Sulphuric acid (H2SO4) solution reacts with magnesium metal (Mg) to
magnesium sulphate and hydrogen according to:
H2SO4 + Mg → MgSO4 + H2
How many litres of 5.00 M sulphuric acid would be required to dissolve
20.00 g of magnesium and how many mol of hydrogen would be
produced?
(RMM data: H = 1.01, S = 32.07, O = 16.00, Mg = 24.31)
mols Mg = grams/molar mass = ?
Using the coefficients in the balanced equation, convert mols Mg to mols H2SO4.
Then M H2SO4 = mols H2SO4/L H2SO4. You know mols and M, solve for L.
Using mols Mg, convert to mols H2 for part 2.
m,mm
To determine the number of liters of 5.00 M sulfuric acid required to dissolve 20.00 g of magnesium, you need to follow these steps:
1. Calculate the molar mass of magnesium (Mg).
- Mg molar mass = 24.31 g/mol
2. Convert the mass of magnesium to moles.
- Moles of Mg = mass of Mg / molar mass of Mg
- Moles of Mg = 20.00 g / 24.31 g/mol
3. Write a balanced chemical equation for the reaction:
H2SO4 + Mg → MgSO4 + H2
4. Determine the stoichiometry of the reaction.
- From the equation, you can see that 1 mole of Mg reacts with 1 mole of H2SO4. Therefore, the moles of H2SO4 required would be the same as the moles of Mg.

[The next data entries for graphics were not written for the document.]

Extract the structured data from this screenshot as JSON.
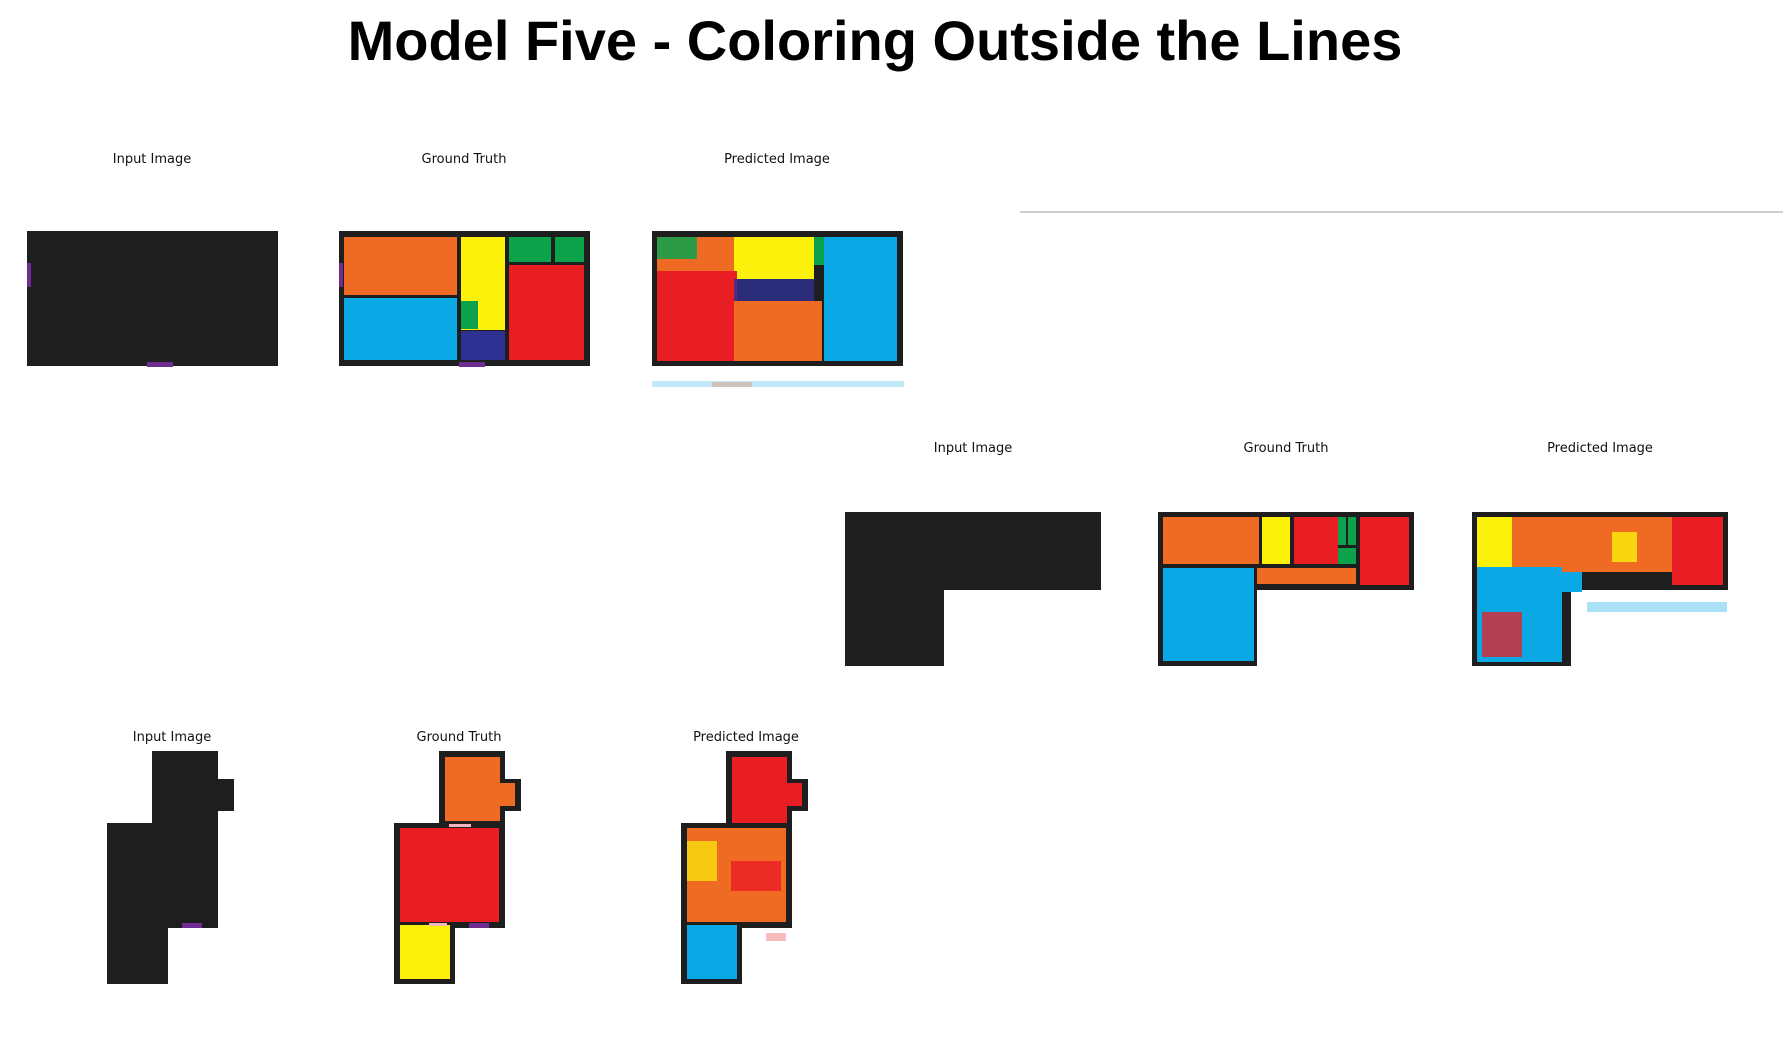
{
  "title": "Model Five - Coloring Outside the Lines",
  "rows": [
    {
      "labels": {
        "input": "Input Image",
        "truth": "Ground Truth",
        "predicted": "Predicted Image"
      }
    },
    {
      "labels": {
        "input": "Input Image",
        "truth": "Ground Truth",
        "predicted": "Predicted Image"
      }
    },
    {
      "labels": {
        "input": "Input Image",
        "truth": "Ground Truth",
        "predicted": "Predicted Image"
      }
    }
  ],
  "colors": {
    "wall": "#1e1e1e",
    "orange": "#ef6a23",
    "blue": "#0ba8e6",
    "yellow": "#fbf10a",
    "red": "#e91d24",
    "green": "#0ba24b",
    "navy": "#2e3192",
    "purple": "#6e2b90"
  }
}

5. Calculate the volume of 5.00 M sulfuric acid required using the molarity formula:
Molarity = moles / volume (in liters)
- Convert the moles of H2SO4 required to liters of solution using the molarity formula:
Volume (in liters) = Moles of H2SO4 / Molarity of H2SO4
- Moles of H2SO4 = Moles of Mg calculated in step 2
- Molarity of H2SO4 = 5.00 mol/L
To determine the number of moles of hydrogen produced, you need to follow these steps:
1. Determine the moles of magnesium used (from step 2).
2. From the balanced chemical equation, you can see that the ratio of H2 to Mg is 1:1.
Therefore, the number of moles of hydrogen produced would be the same as the moles of magnesium used.
Note: Remember to use the appropriate significant figures in your calculations and make sure to include the unit (mol) with your final answer.